Gallonio: Tortures
The text of Gallonio: Tortures


Having sufficiently treated of the Cross itself and of Stakes used for crucifixion, it now remains in this latter part of the chapter to inquire into the modes of suspending from the same; that is to say in what ways the Blessed Martyrs and champions of the Holy Gospel were hung therefrom by the Heathen. For both various and horribly cruel are the methods of hanging, the which we find them suffering at the caprice of their tormentors. Of some we read how they were suspended by one foot only, others by both feet, or else (as Nicephorus describes in his History) by one foot drawn up to the level of the head, a slow fire being kindled underneath in such wise as to suffocate them with the smoke coming from the burning fuel. Yet others were suspended by the arms, both or only one, or else by the tips of the thumbs, heavy and unconscionable weights being attached at the same time to the feet. Of others again we find it recorded that they were suspended hanging from a high wall, stones being fastened to neck and feet, or ropes bound to their bodies, their shoulders loaded with great lumps of salt, and for their greater torment wooden gags being put in their mouth. It is stated further of certain others, how that they were anointed with honey, and so attached to upright stakes under a blazing sun, to be tortured by the stings of flies and bees. Others are said to have been suspended from iron hooks, or from a noose, till they were dead, being hanged in fact in the same way as robbers and murderers are put to death in our own days. Last of all, they were tied up to pillars, their faces turned toward each other, with the feet not reaching the ground, or else hung up by the hair, as was often done to women contending for the Faith of Christ.

Of all these several modes the Acts of the Blessed Martyrs make frequent mention—of the first in especial the Acts of St. Gregory, Bishop of Armenia.

Christian women, likewise, were often hung up by one foot the whole day long (as Eusebius, Ecclesiastical History, doth bear witness), in such a way that not even their privy parts were covered, for to show the greatest possible scorn of Christ’s holy Religion.

However, as concerns the modes wherein the Martyrs were tortured by suspension, these were many and divers. Sometimes they were simply hung up by one foot, while at others smoke from damp and evil-smelling fuel, such as the dung of animals, was added to increase the agony, and to crown all, a dozen executioners thrashing the victim at the same time with rods. In other instances they were suspended by one foot, the leg being bent at the knee and an iron band fixed round that joint, and then an iron weight fastened to the other foot in such a way that the unhappy victims were miserably strained asunder. Thus in the Acts of St. Samona we find it thus written: “But the Magistrate at once orders Samona to have one leg bent at the knee and an iron band put around the joint. This done, he hangs him head down by the foot of the bent leg, at the same time dragging the other downwards by means of an iron weight.”

Of Martyrs which suffered by the first of these modes of torment, we read amongst others the names of those most noble soldiers of Christ mentioned a little above, St.

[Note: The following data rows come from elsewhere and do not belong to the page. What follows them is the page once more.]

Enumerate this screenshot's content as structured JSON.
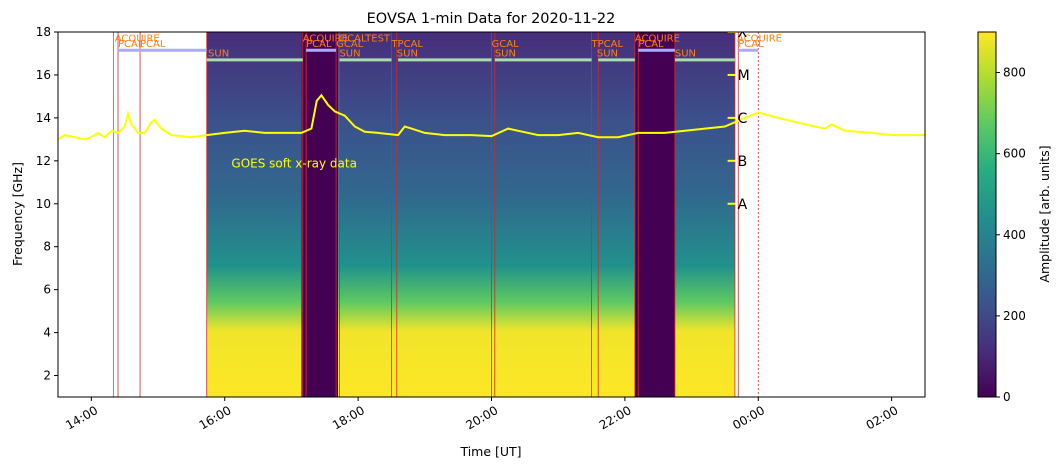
{
  "chart_data": {
    "type": "heatmap",
    "title": "EOVSA 1-min Data for 2020-11-22",
    "xlabel": "Time [UT]",
    "ylabel": "Frequency [GHz]",
    "xlim_hours": [
      13.5,
      26.5
    ],
    "ylim": [
      1,
      18
    ],
    "x_ticks": [
      {
        "hour": 14,
        "label": "14:00"
      },
      {
        "hour": 16,
        "label": "16:00"
      },
      {
        "hour": 18,
        "label": "18:00"
      },
      {
        "hour": 20,
        "label": "20:00"
      },
      {
        "hour": 22,
        "label": "22:00"
      },
      {
        "hour": 24,
        "label": "00:00"
      },
      {
        "hour": 26,
        "label": "02:00"
      }
    ],
    "y_ticks": [
      {
        "value": 2,
        "label": "2"
      },
      {
        "value": 4,
        "label": "4"
      },
      {
        "value": 6,
        "label": "6"
      },
      {
        "value": 8,
        "label": "8"
      },
      {
        "value": 10,
        "label": "10"
      },
      {
        "value": 12,
        "label": "12"
      },
      {
        "value": 14,
        "label": "14"
      },
      {
        "value": 16,
        "label": "16"
      },
      {
        "value": 18,
        "label": "18"
      }
    ],
    "colorbar": {
      "label": "Amplitude [arb. units]",
      "range": [
        0,
        900
      ],
      "colormap": "viridis",
      "ticks": [
        {
          "value": 0,
          "label": "0"
        },
        {
          "value": 200,
          "label": "200"
        },
        {
          "value": 400,
          "label": "400"
        },
        {
          "value": 600,
          "label": "600"
        },
        {
          "value": 800,
          "label": "800"
        }
      ]
    },
    "data_segments": [
      {
        "start": 15.73,
        "end": 17.15,
        "kind": "sun"
      },
      {
        "start": 17.15,
        "end": 17.7,
        "kind": "calibration"
      },
      {
        "start": 17.7,
        "end": 22.15,
        "kind": "sun"
      },
      {
        "start": 22.15,
        "end": 22.75,
        "kind": "calibration"
      },
      {
        "start": 22.75,
        "end": 23.65,
        "kind": "sun"
      }
    ],
    "schedule_lines": [
      {
        "hour": 14.33,
        "color": "#2ca02c"
      },
      {
        "hour": 14.4,
        "color": "#d62728"
      },
      {
        "hour": 14.73,
        "color": "#d62728"
      },
      {
        "hour": 15.73,
        "color": "#d62728"
      },
      {
        "hour": 17.17,
        "color": "#d62728"
      },
      {
        "hour": 17.22,
        "color": "#d62728"
      },
      {
        "hour": 17.67,
        "color": "#d62728"
      },
      {
        "hour": 17.72,
        "color": "#d62728"
      },
      {
        "hour": 18.5,
        "color": "#d62728"
      },
      {
        "hour": 18.58,
        "color": "#d62728"
      },
      {
        "hour": 20.0,
        "color": "#d62728"
      },
      {
        "hour": 20.05,
        "color": "#d62728"
      },
      {
        "hour": 21.5,
        "color": "#d62728"
      },
      {
        "hour": 21.6,
        "color": "#d62728"
      },
      {
        "hour": 22.15,
        "color": "#d62728"
      },
      {
        "hour": 22.2,
        "color": "#d62728"
      },
      {
        "hour": 22.75,
        "color": "#d62728"
      },
      {
        "hour": 23.65,
        "color": "#d62728"
      },
      {
        "hour": 23.7,
        "color": "#d62728"
      },
      {
        "hour": 24.0,
        "color": "#d62728",
        "dashed": true
      }
    ],
    "schedule_bars": [
      {
        "start": 14.4,
        "end": 15.73,
        "y": 17.15,
        "color": "#aaaaff"
      },
      {
        "start": 15.73,
        "end": 17.17,
        "y": 16.7,
        "color": "#aaddaa"
      },
      {
        "start": 17.22,
        "end": 17.67,
        "y": 17.15,
        "color": "#aaaaff"
      },
      {
        "start": 17.72,
        "end": 18.5,
        "y": 16.7,
        "color": "#aaddaa"
      },
      {
        "start": 18.6,
        "end": 20.0,
        "y": 16.7,
        "color": "#aaddaa"
      },
      {
        "start": 20.05,
        "end": 21.5,
        "y": 16.7,
        "color": "#aaddaa"
      },
      {
        "start": 21.6,
        "end": 22.15,
        "y": 16.7,
        "color": "#aaddaa"
      },
      {
        "start": 22.2,
        "end": 22.75,
        "y": 17.15,
        "color": "#aaaaff"
      },
      {
        "start": 22.75,
        "end": 23.65,
        "y": 16.7,
        "color": "#aaddaa"
      },
      {
        "start": 23.7,
        "end": 24.0,
        "y": 17.15,
        "color": "#aaaaff"
      }
    ],
    "schedule_labels": [
      {
        "hour": 14.35,
        "y": 17.55,
        "text": "ACQUIRE"
      },
      {
        "hour": 14.4,
        "y": 17.3,
        "text": "PCAL"
      },
      {
        "hour": 14.73,
        "y": 17.3,
        "text": "PCAL"
      },
      {
        "hour": 15.75,
        "y": 16.85,
        "text": "SUN"
      },
      {
        "hour": 17.17,
        "y": 17.55,
        "text": "ACQUIRE"
      },
      {
        "hour": 17.22,
        "y": 17.3,
        "text": "PCAL"
      },
      {
        "hour": 17.72,
        "y": 17.55,
        "text": "DCALTEST"
      },
      {
        "hour": 17.67,
        "y": 17.3,
        "text": "GCAL"
      },
      {
        "hour": 17.72,
        "y": 16.85,
        "text": "SUN"
      },
      {
        "hour": 18.5,
        "y": 17.3,
        "text": "TPCAL"
      },
      {
        "hour": 18.58,
        "y": 16.85,
        "text": "SUN"
      },
      {
        "hour": 20.0,
        "y": 17.3,
        "text": "GCAL"
      },
      {
        "hour": 20.05,
        "y": 16.85,
        "text": "SUN"
      },
      {
        "hour": 21.5,
        "y": 17.3,
        "text": "TPCAL"
      },
      {
        "hour": 21.58,
        "y": 16.85,
        "text": "SUN"
      },
      {
        "hour": 22.15,
        "y": 17.55,
        "text": "ACQUIRE"
      },
      {
        "hour": 22.2,
        "y": 17.3,
        "text": "PCAL"
      },
      {
        "hour": 22.75,
        "y": 16.85,
        "text": "SUN"
      },
      {
        "hour": 23.68,
        "y": 17.55,
        "text": "ACQUIRE"
      },
      {
        "hour": 23.7,
        "y": 17.3,
        "text": "PCAL"
      }
    ],
    "goes": {
      "label": "GOES soft x-ray data",
      "label_pos": {
        "hour": 16.1,
        "y": 11.7
      },
      "color": "#ffff00",
      "class_ticks": [
        {
          "label": "X",
          "y": 18.0
        },
        {
          "label": "M",
          "y": 16.0
        },
        {
          "label": "C",
          "y": 14.0
        },
        {
          "label": "B",
          "y": 12.0
        },
        {
          "label": "A",
          "y": 10.0
        }
      ],
      "class_tick_hour": 23.6,
      "curve": [
        [
          13.5,
          13.0
        ],
        [
          13.6,
          13.2
        ],
        [
          13.75,
          13.1
        ],
        [
          13.9,
          13.0
        ],
        [
          14.0,
          13.1
        ],
        [
          14.1,
          13.3
        ],
        [
          14.2,
          13.1
        ],
        [
          14.3,
          13.4
        ],
        [
          14.4,
          13.3
        ],
        [
          14.5,
          13.6
        ],
        [
          14.55,
          14.2
        ],
        [
          14.6,
          13.7
        ],
        [
          14.7,
          13.3
        ],
        [
          14.8,
          13.3
        ],
        [
          14.9,
          13.8
        ],
        [
          14.95,
          13.9
        ],
        [
          15.05,
          13.5
        ],
        [
          15.2,
          13.2
        ],
        [
          15.5,
          13.1
        ],
        [
          15.73,
          13.2
        ],
        [
          16.0,
          13.3
        ],
        [
          16.3,
          13.4
        ],
        [
          16.6,
          13.3
        ],
        [
          16.9,
          13.3
        ],
        [
          17.15,
          13.3
        ],
        [
          17.3,
          13.5
        ],
        [
          17.38,
          14.8
        ],
        [
          17.45,
          15.05
        ],
        [
          17.55,
          14.6
        ],
        [
          17.65,
          14.3
        ],
        [
          17.8,
          14.1
        ],
        [
          17.95,
          13.6
        ],
        [
          18.1,
          13.35
        ],
        [
          18.3,
          13.3
        ],
        [
          18.6,
          13.2
        ],
        [
          18.7,
          13.6
        ],
        [
          18.8,
          13.5
        ],
        [
          19.0,
          13.3
        ],
        [
          19.3,
          13.2
        ],
        [
          19.7,
          13.2
        ],
        [
          20.0,
          13.15
        ],
        [
          20.25,
          13.5
        ],
        [
          20.4,
          13.4
        ],
        [
          20.7,
          13.2
        ],
        [
          21.0,
          13.2
        ],
        [
          21.3,
          13.3
        ],
        [
          21.6,
          13.1
        ],
        [
          21.9,
          13.1
        ],
        [
          22.2,
          13.3
        ],
        [
          22.6,
          13.3
        ],
        [
          22.9,
          13.4
        ],
        [
          23.2,
          13.5
        ],
        [
          23.5,
          13.6
        ],
        [
          23.8,
          14.0
        ],
        [
          24.0,
          14.25
        ],
        [
          24.3,
          14.0
        ],
        [
          24.7,
          13.7
        ],
        [
          25.0,
          13.5
        ],
        [
          25.1,
          13.7
        ],
        [
          25.3,
          13.4
        ],
        [
          25.7,
          13.3
        ],
        [
          26.0,
          13.2
        ],
        [
          26.5,
          13.2
        ]
      ]
    }
  }
}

Gregory of Armenia and St. Samona.

As to the second mode, whereby the victims were hung up by both feet, sundry Acts of the Saints speak of this,—for example, those of St. Venantius, of the holy Virgins Euphemia and her sisters, of Bishop Acepsima and his companions. Also the Cappadocian Martyrs, a great host commemorated in the Roman Martyrology, under May 23, where it is thus written: “In Cappadocia, commemoration of the Blessed Martyrs which in the persecution of Maximianus were slain and their limbs broken; likewise of those which at the same date in Mesopotamia were hung aloft by the feet head down, suffocated with smoke, and consumed over a slow fire, and so fulfilled their Martyrdom.”

But verily it was not in one way only, but in many and divers, that the Martyrs were suspended by these Servants of the Devil (as may be gathered from the Acts above quoted) and tormented. For sometimes they were suffocated with smoke; sometimes their heads pounded with hammers by their executioners; sometimes great stones fastened round their necks; sometimes again cruelly burned with blazing torches.

In the first of these ways many Christians are known to have suffered in the region of Mesopotamia; in the second, Euphemia, Thecla, Erasma, and Dorothea, most noble Virgins and Martyrs of Christ; in the third, Saints Theopompus, Mercurius and the already mentioned Venantius.